Ce schéma se décompose ainsi :
1.AbAb : alternance de rimes croisées, où les rimes masculines (A) et féminines (b) alternent dans les quatre premiers vers.
2.CC : deux rimes plates (masculines ou féminines), renforçant un effet de conclusion.
3.dd : deux autres rimes plates, créant une pause et un changement de rythme.
4.EffE : rimes embrassées, avec un retour à l’alternance des genres.
5.gg : clôture par une rime plate finale, souvent servant à marquer une conclusion ou un point culminant.

Dans le schéma des rimes de la strophe Onéguine, après la rime gg qui clôt la séquence (AbAbCCddEffEgg), la strophe est terminée. Il n’y a donc pas de continuation de la séquence de rimes au-delà de gg. Chaque strophe est un bloc indépendant qui suit cette structure de 14 vers, et chaque nouvelle strophe repart au début du schéma avec AbAbCCddEffEgg.

Ce schéma cyclique donne une forme et un rythme distincts à chaque strophe tout en maintenant la cohérence du texte en vers à travers tout le poème. Pouchkine a conçu cette structure pour qu’elle soit répétitive d’une strophe à l’autre, ce qui impose une discipline formelle mais laisse aussi une grande liberté créative à chaque bloc de 14 vers.

Cette séquence de rimes crée un rythme musical et une continuité qui donne à chaque strophe un caractère complet, presque autonome, tout en contribuant à l’ensemble du poème.

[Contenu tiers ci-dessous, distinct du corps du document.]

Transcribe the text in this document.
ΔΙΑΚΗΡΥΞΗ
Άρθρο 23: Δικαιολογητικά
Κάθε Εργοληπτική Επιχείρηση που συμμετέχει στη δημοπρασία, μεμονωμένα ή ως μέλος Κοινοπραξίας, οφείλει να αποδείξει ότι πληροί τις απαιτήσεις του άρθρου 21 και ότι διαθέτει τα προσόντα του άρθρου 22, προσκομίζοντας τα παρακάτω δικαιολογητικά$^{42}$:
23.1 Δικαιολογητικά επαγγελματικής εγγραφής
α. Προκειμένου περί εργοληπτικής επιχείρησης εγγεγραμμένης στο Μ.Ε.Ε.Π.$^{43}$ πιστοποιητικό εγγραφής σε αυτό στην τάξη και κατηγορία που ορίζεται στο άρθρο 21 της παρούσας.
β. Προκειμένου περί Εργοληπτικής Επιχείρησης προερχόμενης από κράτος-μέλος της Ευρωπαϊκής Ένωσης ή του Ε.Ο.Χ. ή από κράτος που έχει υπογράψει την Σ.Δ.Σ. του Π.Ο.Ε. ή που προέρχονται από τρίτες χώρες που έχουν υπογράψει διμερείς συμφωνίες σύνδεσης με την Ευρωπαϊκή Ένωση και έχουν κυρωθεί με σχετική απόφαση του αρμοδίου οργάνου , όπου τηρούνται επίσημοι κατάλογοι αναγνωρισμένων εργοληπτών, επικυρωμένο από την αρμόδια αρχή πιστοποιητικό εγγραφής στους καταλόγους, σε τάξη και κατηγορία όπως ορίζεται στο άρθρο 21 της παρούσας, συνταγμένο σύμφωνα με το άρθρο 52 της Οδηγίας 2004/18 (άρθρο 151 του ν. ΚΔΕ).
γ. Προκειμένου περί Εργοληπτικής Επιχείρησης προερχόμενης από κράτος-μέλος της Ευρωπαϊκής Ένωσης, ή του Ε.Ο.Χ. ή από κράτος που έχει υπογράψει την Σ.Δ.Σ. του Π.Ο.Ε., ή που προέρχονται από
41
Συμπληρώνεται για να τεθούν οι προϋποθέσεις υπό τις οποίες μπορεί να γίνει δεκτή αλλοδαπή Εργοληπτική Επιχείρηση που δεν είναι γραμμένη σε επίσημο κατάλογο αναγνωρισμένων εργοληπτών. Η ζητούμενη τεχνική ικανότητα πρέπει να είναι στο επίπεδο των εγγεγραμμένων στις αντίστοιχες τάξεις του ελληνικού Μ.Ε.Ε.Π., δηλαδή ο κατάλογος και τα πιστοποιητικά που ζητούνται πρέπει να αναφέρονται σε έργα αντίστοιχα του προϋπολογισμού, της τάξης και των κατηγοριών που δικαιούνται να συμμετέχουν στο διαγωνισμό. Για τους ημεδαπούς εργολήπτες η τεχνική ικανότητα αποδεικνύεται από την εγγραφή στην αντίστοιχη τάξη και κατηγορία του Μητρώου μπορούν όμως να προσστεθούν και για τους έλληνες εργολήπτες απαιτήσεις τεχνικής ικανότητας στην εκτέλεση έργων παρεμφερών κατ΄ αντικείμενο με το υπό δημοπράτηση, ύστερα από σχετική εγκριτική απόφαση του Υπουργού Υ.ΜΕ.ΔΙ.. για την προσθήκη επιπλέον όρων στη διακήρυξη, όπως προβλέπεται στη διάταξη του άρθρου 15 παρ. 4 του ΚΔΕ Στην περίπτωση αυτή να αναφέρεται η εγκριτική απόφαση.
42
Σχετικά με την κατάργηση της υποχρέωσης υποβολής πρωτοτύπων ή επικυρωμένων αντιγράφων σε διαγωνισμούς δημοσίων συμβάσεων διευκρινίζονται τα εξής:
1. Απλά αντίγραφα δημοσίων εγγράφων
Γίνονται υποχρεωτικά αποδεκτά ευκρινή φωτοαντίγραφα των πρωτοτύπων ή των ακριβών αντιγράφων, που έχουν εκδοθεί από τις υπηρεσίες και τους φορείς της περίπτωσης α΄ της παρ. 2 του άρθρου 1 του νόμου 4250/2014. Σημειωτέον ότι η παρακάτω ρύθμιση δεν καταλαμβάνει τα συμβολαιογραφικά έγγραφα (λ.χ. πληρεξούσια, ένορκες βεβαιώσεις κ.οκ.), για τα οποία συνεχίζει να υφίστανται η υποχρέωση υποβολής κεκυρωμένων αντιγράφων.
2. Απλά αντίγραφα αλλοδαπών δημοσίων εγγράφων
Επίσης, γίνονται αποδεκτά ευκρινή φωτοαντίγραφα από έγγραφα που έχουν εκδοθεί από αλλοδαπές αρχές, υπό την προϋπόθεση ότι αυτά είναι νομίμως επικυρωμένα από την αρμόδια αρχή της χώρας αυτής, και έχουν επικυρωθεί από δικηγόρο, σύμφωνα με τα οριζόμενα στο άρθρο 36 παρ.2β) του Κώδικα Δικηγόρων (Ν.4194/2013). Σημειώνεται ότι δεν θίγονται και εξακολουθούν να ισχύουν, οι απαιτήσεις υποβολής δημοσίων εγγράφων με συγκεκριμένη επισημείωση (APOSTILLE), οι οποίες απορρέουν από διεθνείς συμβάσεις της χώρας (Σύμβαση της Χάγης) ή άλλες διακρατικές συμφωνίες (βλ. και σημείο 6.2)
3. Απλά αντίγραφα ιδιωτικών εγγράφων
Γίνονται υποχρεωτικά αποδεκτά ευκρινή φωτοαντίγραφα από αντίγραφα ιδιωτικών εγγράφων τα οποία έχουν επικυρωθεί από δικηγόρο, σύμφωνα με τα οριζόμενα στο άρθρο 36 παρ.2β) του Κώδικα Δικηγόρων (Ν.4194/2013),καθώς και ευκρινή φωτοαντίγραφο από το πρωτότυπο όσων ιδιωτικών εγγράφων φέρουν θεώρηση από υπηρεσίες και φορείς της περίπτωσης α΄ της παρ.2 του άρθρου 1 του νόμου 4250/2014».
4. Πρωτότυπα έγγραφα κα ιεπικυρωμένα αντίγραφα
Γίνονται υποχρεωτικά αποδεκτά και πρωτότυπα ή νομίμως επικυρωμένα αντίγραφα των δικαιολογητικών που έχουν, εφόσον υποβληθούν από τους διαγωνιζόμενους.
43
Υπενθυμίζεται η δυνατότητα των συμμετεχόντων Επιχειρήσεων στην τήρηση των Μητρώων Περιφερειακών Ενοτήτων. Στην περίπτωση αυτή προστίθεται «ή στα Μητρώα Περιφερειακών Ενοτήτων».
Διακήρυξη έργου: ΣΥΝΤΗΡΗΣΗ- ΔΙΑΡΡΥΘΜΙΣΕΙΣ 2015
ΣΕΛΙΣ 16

Ce format structuré a plusieurs effets :
  1. Cadence et rythme : La strophe Onéguine donne un rythme précis au récit, ce qui crée une harmonie et une musicalité tout au long du texte. Cette qualité rythmique impose aussi une temporalité à la narration, suggérant une fluidité qui rappelle celle d’une mélodie et donne une impression de continuité entre les vers.
  2. Contraste entre la structure et le contenu : Alors que la structure du vers est rigide et régulière, le contenu narratif est souvent chaotique, imprévisible, voire ironique. Pouchkine utilise ce contraste pour renforcer les tensions entre le cadre social figé des personnages et leurs émotions ou réflexions intérieures, souvent tourmentées et contradictoires.
  3. Limitation créative et innovation : La contrainte de la forme impose à Pouchkine une discipline créative. L’auteur doit trouver des moyens subtils pour raconter l’histoire dans une structure rigide, ce qui l’oblige à une économie de mots et à des choix stylistiques inventifs pour transmettre toute la profondeur émotionnelle et psychologique des personnages en peu de vers.